Monday, less than a week after a judge sentenced Philadelphia state Rep. John Perzel to jail, a jury convicted Pittsburgh-area state Sen. Jane Orie of 14 counts related to her use of legislative staff to work on her campaigns. Among the counts are five felony charges. The jury acquitted Orie of the charges related to her office working on the campaign of her sister, state Supreme Court Justice Joan Orie Melvin. But Melvin still faces a grand jury investigation of her own, and a third Orie sister, Janine, faces charges related to campaign work for both her sisters.

(And while we Philadelphians pride ourselves on convoluted political and familial dynasties, consider the Orie case: Orie has contended that the investigation is a political vendetta originating with Allegheny County District Attorney Stephen Zappala, Jr., whose father was a former state Supreme Court justice, and whose brother, Gregory, co-owned detention centers that Luzerne County judges sent juveniles to in exchange for kickbacks in the "kids for cash" scandal- though Gregory Zappala was never named in any suit, and only his former partner faced charges.)

And we thought that squirmy feeling came only when contemplating the tangled branches of our own nest.

But the issue here is not self-satisfaction over western Pennsylvania lawmakers' wrongdoing; the issue is that a Supreme Court justice still sits on the bench under a cloud. We've come to expect clouds to hover over the state House and its campaign machinations, but the state's highest court is damaged by even the smallest cloud . . . and this one isn't small.

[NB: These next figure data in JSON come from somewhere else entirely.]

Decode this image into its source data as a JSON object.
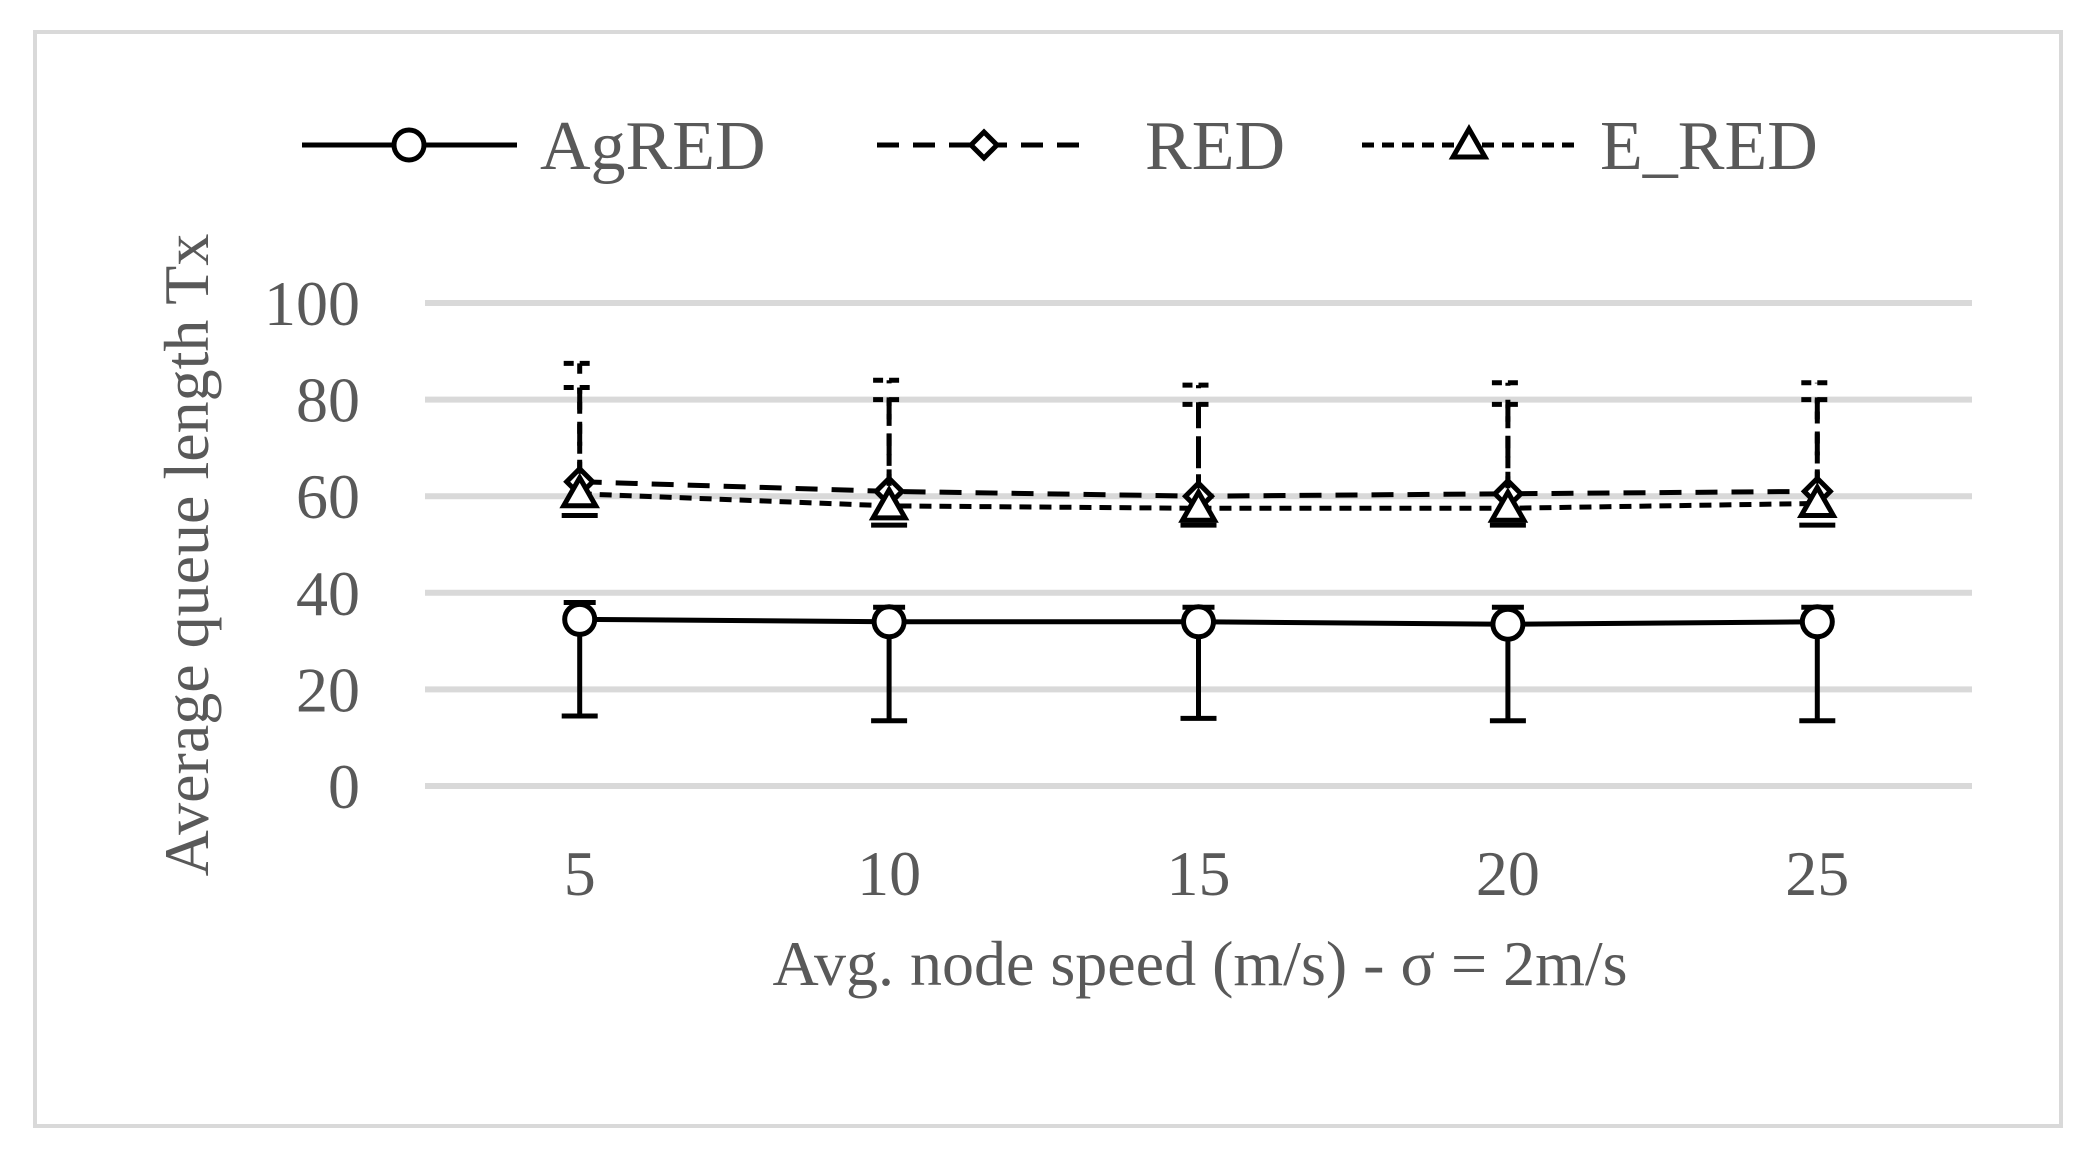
{
  "chart_data": {
    "type": "line",
    "categories": [
      "5",
      "10",
      "15",
      "20",
      "25"
    ],
    "xlabel": "Avg. node speed (m/s) - σ = 2m/s",
    "ylabel": "Average queue length Tx",
    "ylim": [
      0,
      100
    ],
    "yticks": [
      "0",
      "20",
      "40",
      "60",
      "80",
      "100"
    ],
    "grid": true,
    "legend_position": "top",
    "gridline_color": "#d9d9d9",
    "series": [
      {
        "name": "AgRED",
        "values": [
          34.5,
          34,
          34,
          33.5,
          34
        ],
        "error_low": [
          14.5,
          13.5,
          14,
          13.5,
          13.5
        ],
        "error_high": [
          38,
          37,
          37,
          37,
          37
        ],
        "marker": "circle",
        "line_style": "solid",
        "color": "#000000"
      },
      {
        "name": "RED",
        "values": [
          63,
          61,
          60,
          60.5,
          61
        ],
        "error_high": [
          87.5,
          84,
          83,
          83.5,
          83.5
        ],
        "marker": "diamond",
        "line_style": "dashed",
        "color": "#000000"
      },
      {
        "name": "E_RED",
        "values": [
          60.5,
          58,
          57.5,
          57.5,
          58.5
        ],
        "error_low": [
          56,
          54,
          54,
          54,
          54
        ],
        "error_high": [
          82.5,
          80,
          79,
          79,
          80
        ],
        "marker": "triangle",
        "line_style": "dotted",
        "color": "#000000"
      }
    ]
  }
}
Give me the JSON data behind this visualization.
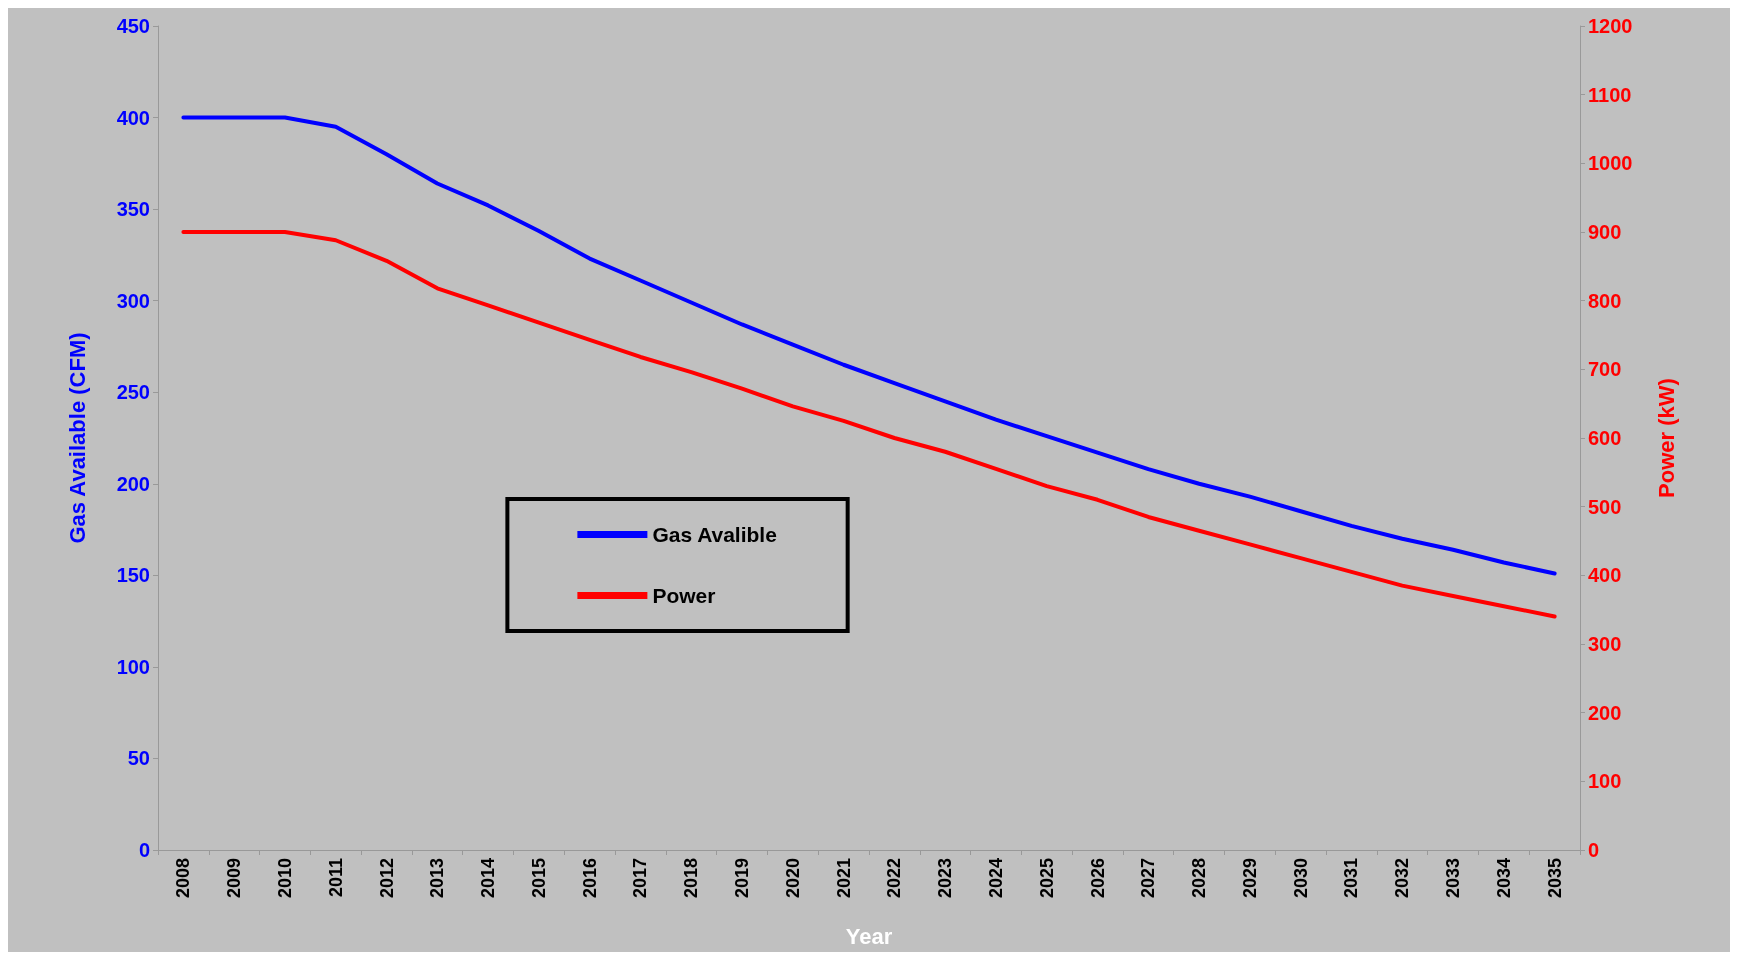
{
  "chart_data": {
    "type": "line",
    "xlabel": "Year",
    "ylabel": "Gas Available (CFM)",
    "y2label": "Power (kW)",
    "categories": [
      "2008",
      "2009",
      "2010",
      "2011",
      "2012",
      "2013",
      "2014",
      "2015",
      "2016",
      "2017",
      "2018",
      "2019",
      "2020",
      "2021",
      "2022",
      "2023",
      "2024",
      "2025",
      "2026",
      "2027",
      "2028",
      "2029",
      "2030",
      "2031",
      "2032",
      "2033",
      "2034",
      "2035"
    ],
    "series": [
      {
        "name": "Gas Avalible",
        "color": "#0000ff",
        "values": [
          400,
          400,
          400,
          395,
          380,
          364,
          352,
          338,
          323,
          311,
          299,
          287,
          276,
          265,
          255,
          245,
          235,
          226,
          217,
          208,
          200,
          193,
          185,
          177,
          170,
          164,
          157,
          151
        ]
      },
      {
        "name": "Power",
        "color": "#ff0000",
        "axis": "y2",
        "values": [
          900,
          900,
          900,
          888,
          858,
          818,
          793,
          768,
          743,
          718,
          696,
          672,
          646,
          625,
          600,
          580,
          555,
          530,
          510,
          485,
          465,
          445,
          425,
          405,
          385,
          370,
          355,
          340
        ]
      }
    ],
    "ylim": [
      0,
      450
    ],
    "yticks": [
      0,
      50,
      100,
      150,
      200,
      250,
      300,
      350,
      400,
      450
    ],
    "y2lim": [
      0,
      1200
    ],
    "y2ticks": [
      0,
      100,
      200,
      300,
      400,
      500,
      600,
      700,
      800,
      900,
      1000,
      1100,
      1200
    ],
    "grid": false,
    "legend": "center",
    "marker": "none",
    "line_style": "solid"
  }
}
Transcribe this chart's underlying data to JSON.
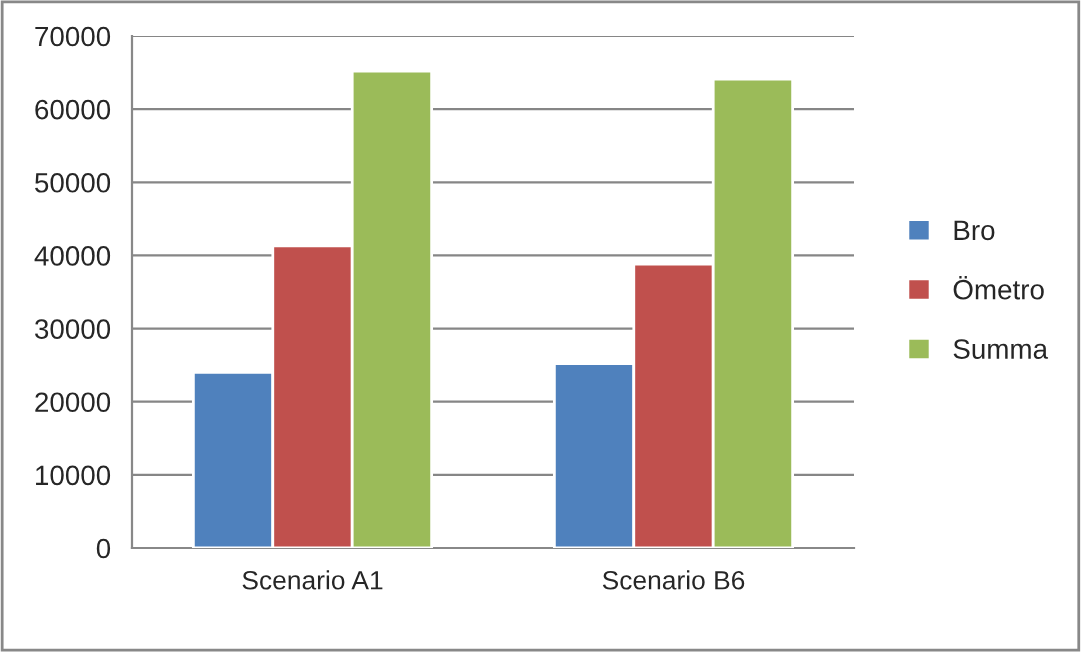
{
  "chart_data": {
    "type": "bar",
    "categories": [
      "Scenario A1",
      "Scenario B6"
    ],
    "series": [
      {
        "name": "Bro",
        "color": "#4f81bd",
        "values": [
          24000,
          25200
        ]
      },
      {
        "name": "Ömetro",
        "color": "#c0504d",
        "values": [
          41300,
          38800
        ]
      },
      {
        "name": "Summa",
        "color": "#9bbb59",
        "values": [
          65200,
          64100
        ]
      }
    ],
    "ylim": [
      0,
      70000
    ],
    "yticks": [
      0,
      10000,
      20000,
      30000,
      40000,
      50000,
      60000,
      70000
    ],
    "grid": "y",
    "legend": "right"
  }
}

Justice Orie has recused herself from hearing criminal cases from Allegheny County, but that's not enough. She should step down or take a leave of absence while these matters are still pending. If she doesn't, Chief Justice Ron Castille should use his powers and move toward suspending her. The highest court in the state can't afford the kind of prolonged and spreading stain that compromises its perceived integrity.

Of course both Castille and the rest of us know that the courts are never quite clear of clouds as long as members of the bench have to enter the fray of politics, fundraising and campaigining to get their jobs.

Considering the Luzerne County case, and numerous cases of judicial misbehavior around the state, the movement to have judges appointed instead of elected keeps stacking up evidence that it's high time.

Just how many more examples of potentially corrupted judiciary do we need, exactly, to get that point across?